= Riseholme (fictional village) =

Riseholme (/ˈrɪzəm/) is a fictional Elizabethan village in the Cotswolds in the "Lucia" novels of Edward Frederic Benson (1867–1940). It is thought to have been based on Broadway, Worcestershire.

== Lucia and Riseholme ==
Riseholme first appeared as the home of Emmeline Lucas ("Lucia") and her husband, Philip (a retired barrister whom she called "Peppino"), in Queen Lucia (1920). The Lucases had by then lived for ten years at The Hurst, in front of which was a Shakespearean garden. Lucia was "Queen" of Riseholme, the main figures in her circle being George ("Georgie" or "Georgino") Pillson and Daisy Quantock.

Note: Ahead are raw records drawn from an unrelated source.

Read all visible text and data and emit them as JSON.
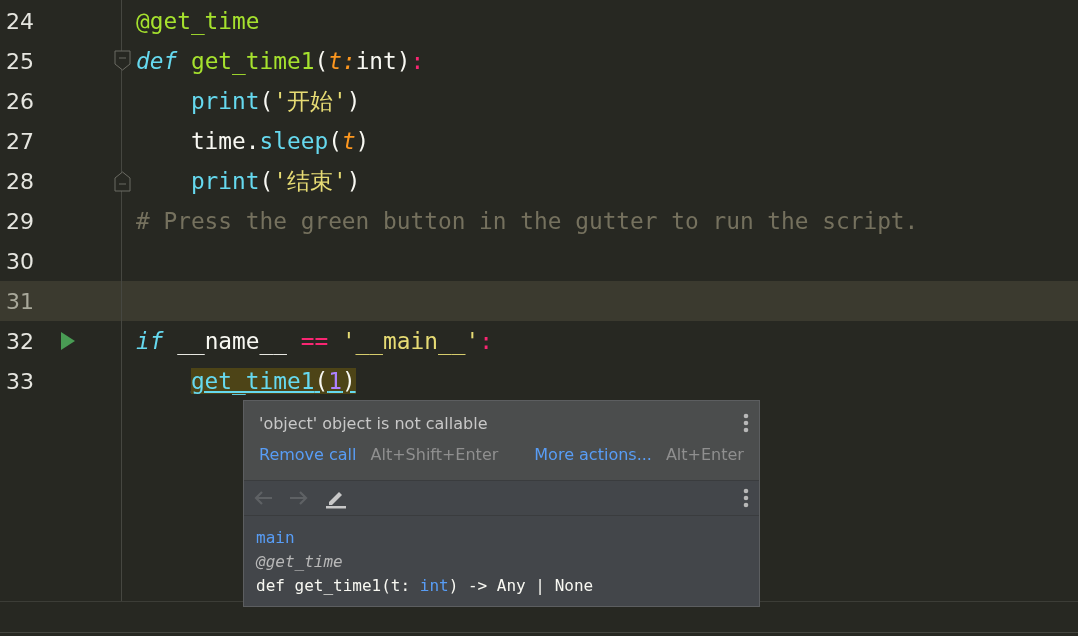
{
  "editor": {
    "lines": [
      {
        "number": "24",
        "current": false,
        "run": false,
        "fold_start": false,
        "fold_end": false,
        "indented": false,
        "tokens": [
          {
            "text": "@get_time",
            "kind": "decorator"
          }
        ]
      },
      {
        "number": "25",
        "current": false,
        "run": false,
        "fold_start": true,
        "fold_end": false,
        "indented": false,
        "tokens": [
          {
            "text": "def ",
            "kind": "keyword"
          },
          {
            "text": "get_time1",
            "kind": "function"
          },
          {
            "text": "(",
            "kind": "plain"
          },
          {
            "text": "t",
            "kind": "param"
          },
          {
            "text": ":",
            "kind": "param"
          },
          {
            "text": "int)",
            "kind": "plain"
          },
          {
            "text": ":",
            "kind": "operator"
          }
        ]
      },
      {
        "number": "26",
        "current": false,
        "run": false,
        "fold_start": false,
        "fold_end": false,
        "indented": true,
        "tokens": [
          {
            "text": "print",
            "kind": "builtin"
          },
          {
            "text": "(",
            "kind": "plain"
          },
          {
            "text": "'开始'",
            "kind": "string"
          },
          {
            "text": ")",
            "kind": "plain"
          }
        ]
      },
      {
        "number": "27",
        "current": false,
        "run": false,
        "fold_start": false,
        "fold_end": false,
        "indented": true,
        "tokens": [
          {
            "text": "time.",
            "kind": "plain"
          },
          {
            "text": "sleep",
            "kind": "builtin"
          },
          {
            "text": "(",
            "kind": "plain"
          },
          {
            "text": "t",
            "kind": "param"
          },
          {
            "text": ")",
            "kind": "plain"
          }
        ]
      },
      {
        "number": "28",
        "current": false,
        "run": false,
        "fold_start": false,
        "fold_end": true,
        "indented": true,
        "tokens": [
          {
            "text": "print",
            "kind": "builtin"
          },
          {
            "text": "(",
            "kind": "plain"
          },
          {
            "text": "'结束'",
            "kind": "string"
          },
          {
            "text": ")",
            "kind": "plain"
          }
        ]
      },
      {
        "number": "29",
        "current": false,
        "run": false,
        "fold_start": false,
        "fold_end": false,
        "indented": false,
        "tokens": [
          {
            "text": "# Press the green button in the gutter to run the script.",
            "kind": "comment"
          }
        ]
      },
      {
        "number": "30",
        "current": false,
        "run": false,
        "fold_start": false,
        "fold_end": false
      },
      {
        "number": "31",
        "current": true,
        "run": false,
        "fold_start": false,
        "fold_end": false
      },
      {
        "number": "32",
        "current": false,
        "run": true,
        "fold_start": false,
        "fold_end": false,
        "indented": false,
        "tokens": [
          {
            "text": "if",
            "kind": "keyword"
          },
          {
            "text": " __name__ ",
            "kind": "plain"
          },
          {
            "text": "==",
            "kind": "operator"
          },
          {
            "text": " '__main__'",
            "kind": "string"
          },
          {
            "text": ":",
            "kind": "operator"
          }
        ]
      },
      {
        "number": "33",
        "current": false,
        "run": false,
        "fold_start": false,
        "fold_end": false,
        "indented": true,
        "usage": [
          {
            "text": "get_time1",
            "kind": "call"
          },
          {
            "text": "(",
            "kind": "plain"
          },
          {
            "text": "1",
            "kind": "number"
          },
          {
            "text": ")",
            "kind": "plain"
          }
        ]
      }
    ]
  },
  "popup": {
    "message": "'object' object is not callable",
    "actions": [
      {
        "label": "Remove call",
        "shortcut": "Alt+Shift+Enter"
      },
      {
        "label": "More actions...",
        "shortcut": "Alt+Enter"
      }
    ],
    "toolbar": [
      {
        "kind": "back",
        "disabled": true
      },
      {
        "kind": "forward",
        "disabled": true
      },
      {
        "kind": "edit",
        "disabled": false
      }
    ],
    "doc": {
      "module": "main",
      "decorator": "@get_time",
      "signature": [
        {
          "text": "def get_time1(t: ",
          "kind": "plain"
        },
        {
          "text": "int",
          "kind": "type"
        },
        {
          "text": ") -> Any | None",
          "kind": "plain"
        }
      ]
    }
  }
}
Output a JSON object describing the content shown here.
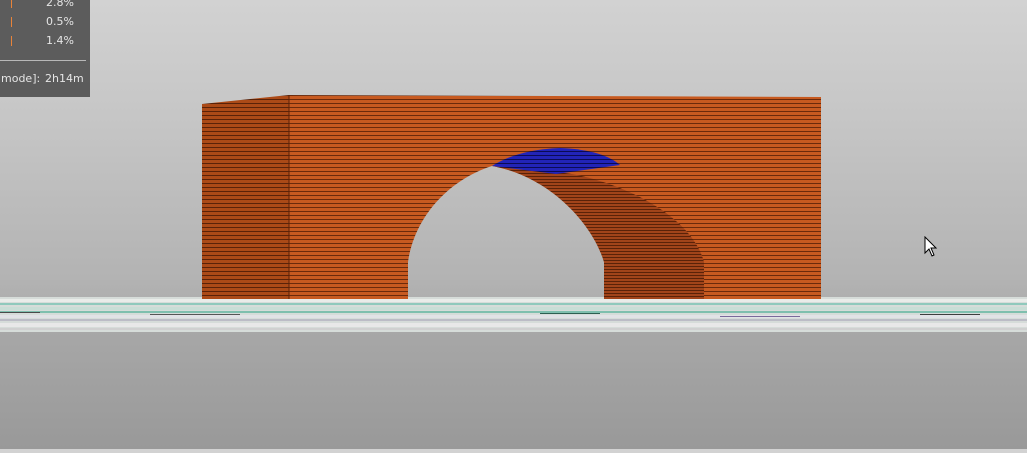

Riseholme appeared also in Lucia in London (1927), in which Lucia launched herself on London society; Mapp and Lucia (1931), in which, following Peppino's death, both Lucia and Georgie (who entered into a companionable marriage in Lucia's Progress, 1935), took holiday lets in the Sussex town of Tilling (based on Rye) where, at the end of the summer of 1930, they decided to settle. At Tilling Lucia unveiled her celebrated dish, Lobster à la Riseholme.

Lucia and Georgie visited Riseholme again in Trouble for Lucia (1939) where they stayed at the home of the operatic prima donna Olga Bracely and Lucia called on Poppy, Duchess of Sheffield, at nearby Sheffield Castle (which Benson located at "Sheffield Bottom"—unconnected to the Yorkshire Sheffield).

It was revealed in Mapp and Lucia that Lucia's great rival in Tilling, Elizabeth Mapp (Miss Mapp, 1922) had once visited Riseholme and stayed at the Ambermere Arms. She also hijacked Lucia's au reservoir (for au revoir) and presented it to Tilling society as her own.

== Sources of Riseholme ==
Cynthia and Tony Revell (1984) Mr Benson remembered in Rye, and the world of Tilling cited Sir Steven Runciman (1903–2000), a Cambridge historian who knew Benson well, and Benson's manservant Charlie Tomalin (d.1981) for the assertion that Riseholme was based on Broadway. Benson was known to have visited the American actress Mary Anderson (1859–1940), long resident in England, who lived in Broadway at Court Farm.

The name was probably derived from the village of Riseholme, near Lincoln, of whose Church of England cathedral, Benson's father, Edward White Benson, was Chancellor before becoming Bishop of Truro in 1877.

Benson used Riseborough as the name of a town similar to Rye in his novel Mrs Ames (1912).